The favourite appears to be his son Adam, a chubby teenager who is best known in Russia for winning staged mixed martial arts (MMA) fights from the age of eight. Yet he remains far too young to make a serious attempt for control of Chechnya, observers said, and has no business in senior state positions.

“We see that Kadyrov orchestrated a martial arts career for him and he was shown on numerous occasions winning MMA fights, which again must have been completely fictitious because he was against adult fighters,” noted Lokshina. “To me, the way that [Adam] is being brought up is simply outrageous – it’s a young boy who is brought up in violence and lawlessness and who is then praised for engaging in violence and lawlessness.”

Kadyrov has tested the limits of extending that lawlessness beyond the borders of Chechnya, hunting down opponents and critics elsewhere in Russia and abroad.

In one egregious case, Kadyrov’s law enforcement kidnapped Zarema Musayeva, the mother of several well-known Chechen dissidents, from her flat in the Russian city of Nizhny Novgorod, far from Chechnya, and then brought her back to the republic, where she was sentenced to five and a half years in prison.

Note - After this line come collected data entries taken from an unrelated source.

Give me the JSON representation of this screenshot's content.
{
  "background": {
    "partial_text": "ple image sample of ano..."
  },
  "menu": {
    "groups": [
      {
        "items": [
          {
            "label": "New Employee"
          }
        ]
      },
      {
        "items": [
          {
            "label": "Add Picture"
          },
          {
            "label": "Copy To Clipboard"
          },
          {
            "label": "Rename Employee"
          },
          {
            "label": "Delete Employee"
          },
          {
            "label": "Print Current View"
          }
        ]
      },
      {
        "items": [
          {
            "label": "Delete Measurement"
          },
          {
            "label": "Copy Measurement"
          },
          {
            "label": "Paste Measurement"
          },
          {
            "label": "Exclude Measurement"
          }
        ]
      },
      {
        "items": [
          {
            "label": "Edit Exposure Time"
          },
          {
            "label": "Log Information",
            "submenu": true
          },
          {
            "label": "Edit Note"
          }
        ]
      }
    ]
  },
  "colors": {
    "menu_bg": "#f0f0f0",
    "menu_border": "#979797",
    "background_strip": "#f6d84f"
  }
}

Her application for parole was rejected earlier this month.

“Inside Chechnya, Kadyrov can do whatever he wants,” said the opposition activist Yangulbayev, one of Musayeva’s sons. “But [in the kidnapping], he began to test his limits and to undertake these forbidden steps. Now the case is being used to scare other people and that’s why she is being kept in prison… They say: ‘Shut your mouth, because it’s not you who’s going to suffer, but your mother.’”

Russian investigative journalist Elena Milashina and a human rights lawyer were severely beaten in Grozny, the Chechen capital, on the day of Musayeva’s sentencing.

Delimkhanov, the Kadyrov ally, had also threatened to kill Musayeva’s entire family, and their relatives have been sent to the war in Ukraine.

“People feel this in Chechnya,” said Yangulbayev. “This fear is constant.”